Die letzte Prüfung des Tages bestand darin für einen Pizzalieferservice eine möglichst ökonomische Route für seine Auslieferung zu planen. Durch logische Überlegungen und mit Hilfe eines Lineals und einer Karte kamen sie auf möglichst kurze Fahrtwege und es wurde auch mit Sicherheit keine Pizza kalt. Teamfähigkeit und Problemlösefähigkeit standen hierbei im Vordergrund.

Am Dienstag startete der Tag mit einer ganz besonderen Konstruktionsaufgabe. Ziel war es eine besonders kreative, aber auch funktionable Murmelbahn zu bauen. Dabei durfte und musste aber eine ganz bestimmte Auswahl an Material benutzt werden. Die anschließende Ergebnispräsentation brachte das ein oder andere Musterobjekt für das Rutschenparadies der Therme Erding zum Vorschein. Auch hier stand der Teamgedanke im Fokus, aber auch Kommunikations- und Problemlösefähigkeit.

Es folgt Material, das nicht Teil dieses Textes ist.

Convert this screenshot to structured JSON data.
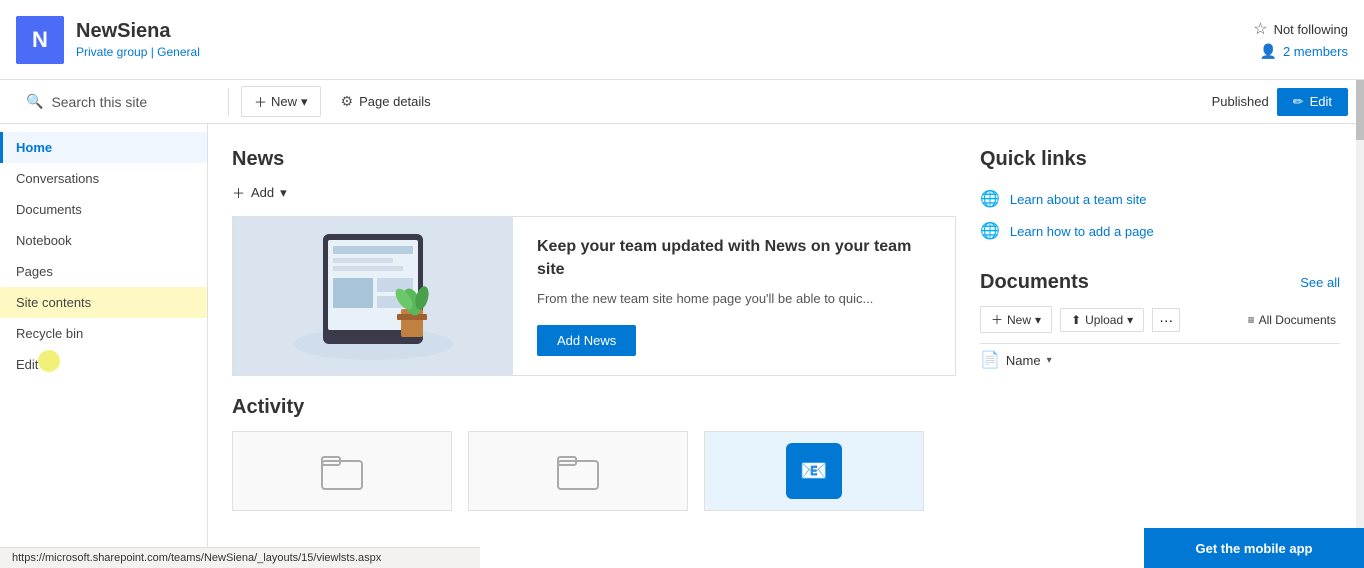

Daraufhin stand eine Gruppendiskussion auf dem Programm, in der durch das Darlegen von pro- und contra-Argumenten zu bestimmten Themen die Kommunikations- und Konfliktfähigkeit der Schüler unter die Lupe genommen wurde.

Die letzte Übung der zweitägigen Prüfungen war der sogenannte Stresstest. Dabei wurde eine für Schüler sogar sehr reelle Situation simuliert. Es ist der Tag des wichtigen Vorstellungsgesprächs und man hat noch nicht alle Sachen parat. Auf den letzten Drücker müssen nun alle fehlenden Erledigungen noch unter einen Hut gebracht werden. Schüler mit besonders guter Selbstorganisation und Sorgfalt sollten es trotz des Last-Minute-Stresses noch zum Vorstellungsgespräch schaffen. Für die Realität sei dieses Experiment am Vorstellungstag jedoch nicht zu empfehlen ;-)

Nach diesen sechs Übungen in zwei Tagen lernten die Beobachter das Arbeits- und Sozialverhalten der einzelnen Schüler sehr gut kennen und konnten recht aussagekräftige Beurteilungen erstellen, welche den Schülern am Mittwoch in 20-minütigen Einzelgesprächen erläutert wurden. Dieses individuelle Feedback sollte den ein oder anderen Schüler sicher noch in die richtige Richtung lenken oder in ihrem aktuellen Berufswunsch bestätigen.